Re: Teach the hungry (Was: Hollywood Economics)

Mike Linksvayer (ml@gondwanaland.com)
Tue, 1 Sep 1998 18:54:10 -0400

On Tue, Sep 01, 1998 at 09:03:42AM +0200, Max M wrote:
> The biggest problem when it comes to the underdeveloped countries is not
> that their farmland is unfertile. It is that their infrastructure is poor.

Demonstrate an instance of widespread hunger due to slippery roads. I'll show you a dozen due to war and other political acts.

> What does bring wealth though is educated labor. Therefore the best thing we
> can do to help these countries is to educate them self.

Educated labor does not bring wealth for being educated. Education only increases returns. A consistent legal system is more fundamental. See Russia.

> A technological way to do this, and a good idea for an extropian bussines,
> would be to make a "hardware browser" for the internet. A touch sensitive A4
> screen that has the functionality of one of top browsers. If it then ran on
> solar power and connected to the net via sattelite it should be useable
> everywhere.

>
> Oh yeah... it should be dirt chep.
>
> <grin>Maybe drop them by airplane in the undeveloped areas. "Browser
> bombing."</grin>
>
> It would probably cost less than many other expensive foreign aid projects
> and would help the poor to help themself.

Cheap to you and perhaps relative to some other aid projects.

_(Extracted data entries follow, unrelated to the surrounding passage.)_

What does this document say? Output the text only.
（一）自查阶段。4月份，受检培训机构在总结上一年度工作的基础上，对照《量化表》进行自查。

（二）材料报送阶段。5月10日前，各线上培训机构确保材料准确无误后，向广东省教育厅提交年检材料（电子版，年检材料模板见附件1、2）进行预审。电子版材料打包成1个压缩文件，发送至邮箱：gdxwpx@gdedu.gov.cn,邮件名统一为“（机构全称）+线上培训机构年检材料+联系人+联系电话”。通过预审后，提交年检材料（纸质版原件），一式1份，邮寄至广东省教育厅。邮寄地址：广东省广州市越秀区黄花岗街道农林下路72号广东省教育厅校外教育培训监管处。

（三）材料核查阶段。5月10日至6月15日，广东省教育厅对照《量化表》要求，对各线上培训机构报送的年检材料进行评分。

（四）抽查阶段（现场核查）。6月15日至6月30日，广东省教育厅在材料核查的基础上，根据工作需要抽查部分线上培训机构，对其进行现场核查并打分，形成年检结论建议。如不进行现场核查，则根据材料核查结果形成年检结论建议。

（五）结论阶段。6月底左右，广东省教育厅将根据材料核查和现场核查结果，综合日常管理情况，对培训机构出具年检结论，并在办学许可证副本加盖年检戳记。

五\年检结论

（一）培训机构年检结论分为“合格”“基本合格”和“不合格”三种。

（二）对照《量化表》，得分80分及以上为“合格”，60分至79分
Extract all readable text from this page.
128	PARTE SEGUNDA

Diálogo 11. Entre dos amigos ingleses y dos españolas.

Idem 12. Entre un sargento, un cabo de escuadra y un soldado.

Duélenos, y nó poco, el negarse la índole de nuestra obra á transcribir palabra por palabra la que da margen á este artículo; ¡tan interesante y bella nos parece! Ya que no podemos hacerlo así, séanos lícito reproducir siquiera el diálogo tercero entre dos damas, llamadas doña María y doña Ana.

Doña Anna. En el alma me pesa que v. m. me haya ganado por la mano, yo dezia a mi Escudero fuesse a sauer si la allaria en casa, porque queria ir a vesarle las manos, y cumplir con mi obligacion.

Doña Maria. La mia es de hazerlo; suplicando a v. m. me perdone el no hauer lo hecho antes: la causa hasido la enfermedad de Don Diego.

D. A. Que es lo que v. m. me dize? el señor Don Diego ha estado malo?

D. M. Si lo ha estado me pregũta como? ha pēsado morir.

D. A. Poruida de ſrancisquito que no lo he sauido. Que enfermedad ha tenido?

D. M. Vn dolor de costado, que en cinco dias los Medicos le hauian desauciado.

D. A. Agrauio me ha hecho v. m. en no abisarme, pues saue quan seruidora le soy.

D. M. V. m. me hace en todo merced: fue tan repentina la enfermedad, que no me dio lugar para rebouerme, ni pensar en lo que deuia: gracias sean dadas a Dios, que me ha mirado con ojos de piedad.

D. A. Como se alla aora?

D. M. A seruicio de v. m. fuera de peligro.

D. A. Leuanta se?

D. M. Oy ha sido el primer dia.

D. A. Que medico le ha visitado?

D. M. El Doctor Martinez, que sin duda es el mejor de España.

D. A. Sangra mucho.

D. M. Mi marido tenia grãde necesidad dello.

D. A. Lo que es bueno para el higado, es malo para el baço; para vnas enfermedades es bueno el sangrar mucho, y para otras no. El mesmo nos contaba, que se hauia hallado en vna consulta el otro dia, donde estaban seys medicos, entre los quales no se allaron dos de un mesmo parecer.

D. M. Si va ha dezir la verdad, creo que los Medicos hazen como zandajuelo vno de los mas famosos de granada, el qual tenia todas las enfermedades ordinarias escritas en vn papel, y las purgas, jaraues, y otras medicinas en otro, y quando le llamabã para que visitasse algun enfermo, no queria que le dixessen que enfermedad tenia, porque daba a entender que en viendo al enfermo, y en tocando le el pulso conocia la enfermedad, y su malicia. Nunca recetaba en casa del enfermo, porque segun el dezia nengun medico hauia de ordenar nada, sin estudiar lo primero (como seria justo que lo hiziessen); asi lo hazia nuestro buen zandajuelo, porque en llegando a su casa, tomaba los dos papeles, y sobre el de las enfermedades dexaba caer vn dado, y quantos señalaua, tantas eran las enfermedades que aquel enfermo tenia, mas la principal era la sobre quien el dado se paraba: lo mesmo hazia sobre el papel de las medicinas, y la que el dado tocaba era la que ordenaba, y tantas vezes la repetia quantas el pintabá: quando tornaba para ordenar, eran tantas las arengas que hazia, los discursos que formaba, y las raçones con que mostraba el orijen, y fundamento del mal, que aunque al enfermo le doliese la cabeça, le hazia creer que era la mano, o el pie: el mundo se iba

Extremely expensive relative to the incomes of the poor. The primary beneficiary of such a project would be the producer of the gadget. Unsurprising. That's how many aid projects work.

I suppose such a device would also have a clickwrap agent to promote the transfer of dirt farmers' incomes to Disney and the spread of commercially produced culture's hegemony.